Scientists at Graz University of Technology (TU Graz) in Styria, Austria have figured out a way to replace elements in liquid batteries made from heavy and rare earth metals with vanillin, the ingredient that gives baked goods their vanilla aroma.

Liquid batteries could be the answer to making renewable energy sources like wind and solar a more viable option. Lithium-ion batteries, like you might find in your laptop, phone or even electric car, don’t scale up well to the size needed to store power for entire cities.

Liquid- or flow-batteries, however, can be made big enough to store sufficient electricity to act as a backup when the sun doesn’t shine or it is a particularly still day.

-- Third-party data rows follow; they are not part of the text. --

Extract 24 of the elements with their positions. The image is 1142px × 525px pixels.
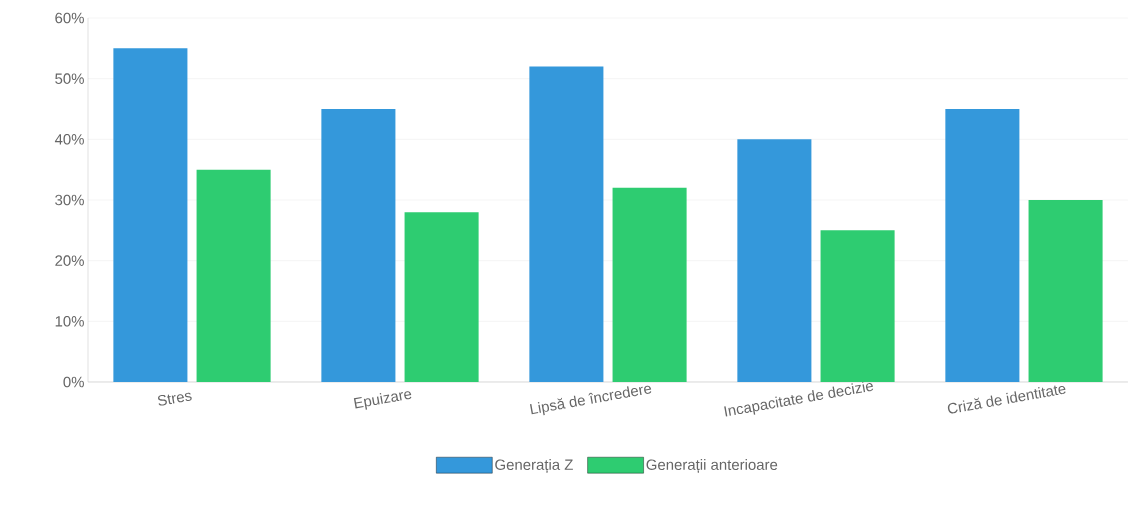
- bar: [945, 109, 1020, 382]
- bar: [820, 230, 895, 382]
- y-tick-label: 30%: [55, 194, 84, 206]
- x-tick-label: Criză de identitate: [947, 385, 1066, 414]
- legend-label: Generația Z: [495, 459, 573, 474]
- x-tick-label: Incapacitate de decizie: [724, 381, 874, 417]
- bar: [1028, 200, 1103, 382]
- y-tick-label: 20%: [55, 255, 84, 266]
- y-tick-label: 50%: [55, 73, 84, 84]
- bar: [404, 212, 479, 382]
- y-tick-label: 0%: [63, 376, 84, 388]
- bar: [737, 139, 812, 382]
- y-tick-label: 40%: [54, 134, 84, 145]
- bar: [196, 169, 271, 382]
- x-tick-label: Stres: [158, 392, 192, 406]
- bar: [529, 66, 604, 382]
- y-tick-label: 10%: [55, 316, 84, 327]
- x-tick-label: Epuizare: [353, 391, 412, 410]
- legend-label: Generații anterioare: [646, 459, 778, 474]
- x-tick-label: Lipsă de încredere: [529, 385, 652, 416]
- y-tick-label: 60%: [55, 12, 84, 24]
- bar: [612, 187, 687, 382]
- bar: [321, 109, 396, 382]
- bar: [113, 48, 188, 382]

The problem is that many rely on vanadium, a rare and expensive metal which is also toxic. If vanadium batteries become more common as a way to store electricity, experts worry that prices would rise exponentially which makes finding a cheaper, less toxic alternative an important area of research.

© Lunghammer - TU Graz
The team that developed the "green" redox flow technology.© Lunghammer - TU Graz

Finding inspiration in the kitchen

In a quest to find a more eco-friendly alternative, the team at TU Graz have had what researcher Stefan Spirk calls “groundbreaking success in the field of sustainable energy storage technologies”.

They found that toxic and expensive metals could be replaced with vanillin, an ingredient you are more likely to find in the kitchen than in a lab. It is the main ingredient of vanilla extract which gives cakes, biscuits - and Austria’s famous vanilla croissant - their flavour.

“On the one hand, we can buy it in the supermarket, but on the other hand we can also split off lignin with the help of a simple reaction, which in turn occurs in large quantities as waste in paper production,” says Spirk.

Turning waste from paper production into vanillin only takes mild, green chemistry using common household chemicals according to the team. This means that the production of the eco-friendly batteries could easily be scaled up without the use of expensive, environmentally damaging metals.

Spirk believes that they can generate an electricity storage capacity of up to 800-megawatt hours making an important contribution to the green energy transition.